Dubbels are one of the more famed beers brewed by Trappist monks. The Dubbel originated from Westmalle Abbey in 1856 when they attempted to make a stronger version of the brown ale. From there its evolved into the beer we know today.
For more information on Trappist syle, beer check our Trappist Single Monk Beer Style.
Our plan is to brew up one batch and then split it into two kegs. One we will keep as plain Dubbel and the other will dose with some frozen cherries.
For this recipe, we’re making a 5-gallon batch using the brew in a bag method. To start heat up 6 gallons of water to 158 F. Once the water is heated up we add the grain bag and the grains.

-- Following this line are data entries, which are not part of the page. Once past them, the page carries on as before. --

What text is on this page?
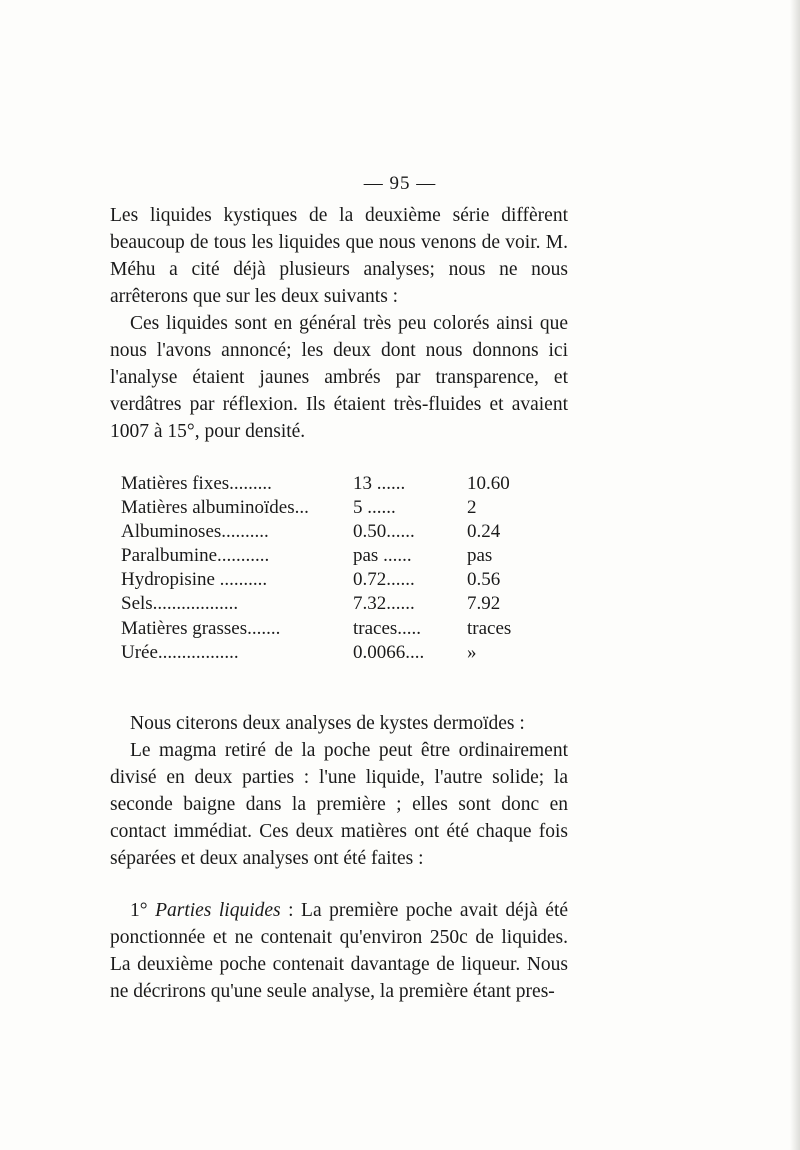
— 95 —

Les liquides kystiques de la deuxième série diffèrent beaucoup de tous les liquides que nous venons de voir. M. Méhu a cité déjà plusieurs analyses; nous ne nous arrêterons que sur les deux suivants :

Ces liquides sont en général très peu colorés ainsi que nous l'avons annoncé; les deux dont nous donnons ici l'analyse étaient jaunes ambrés par transparence, et verdâtres par réflexion. Ils étaient très-fluides et avaient 1007 à 15°, pour densité.

Matières fixes.........	13 ......	10.60
Matières albuminoïdes...	5 ......	2
Albuminoses..........	0.50......	0.24
Paralbumine...........	pas ......	pas
Hydropisine ..........	0.72......	0.56
Sels..................	7.32......	7.92
Matières grasses.......	traces.....	traces
Urée.................	0.0066....	»

Nous citerons deux analyses de kystes dermoïdes :

Le magma retiré de la poche peut être ordinairement divisé en deux parties : l'une liquide, l'autre solide; la seconde baigne dans la première ; elles sont donc en contact immédiat. Ces deux matières ont été chaque fois séparées et deux analyses ont été faites :

1° Parties liquides : La première poche avait déjà été ponctionnée et ne contenait qu'environ 250c de liquides. La deuxième poche contenait davantage de liqueur. Nous ne décrirons qu'une seule analyse, la première étant pres-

- 64% Belgian Pilsner Malt
- 24% White Wheat
- 4% Special B
- 8% Candy Sugar at the end of boil
We plan to mash at 152 F for 45 minutes. After 45 minutes we pull the grains out. We rinse the grains with 1 gallon of warm water. We bring the wort to boil for 30 minutes. Once the boil has started we add 1.5 oz Willamette hops. They add a faint herbal and spicy quality.
At 15 minutes mark, we add a Whirlflock tablet for clarity and a wort chiller. Then at the end of the boil, we turn the heat off and add in the final ingredient, the candy sugar. Adding it now does two things. Since the heat is off it won’t scorch and taste burnt. And also it will easily dissolve since the wort is still warm.
Adding the cherries
Once the wort is cooled down to 67 F we transfer it into a fermenter. For the yeast, we have decided on While Labs Abbey Ale yeast. This is a great yeast for a range of Belgian beers and it has a good amount of ester and phenol production. The goal is to ferment this around 69 F for 7 to 10 days. Another reason we love Belgian beers is that they are great for beginner brews. You don’t need to worry too much about temperature control.
After 10 days we split the beer. In one keg we will add the beer. And in the other keg, we will add a pound of frozen black cherries. For the fruited version we will add the cherries into a sanitized mesh bag and then add it to the keg. After one week these beers were ready to drink
There is a slight difference the cherry one has much more of a red hue to it whereas the regular Dubbel version has more of caramel color to it. They are not the typical dubbel color. Usually, a Dubbel is a deeper color with a slight red hue and we would just associate that to the cand sugar we used.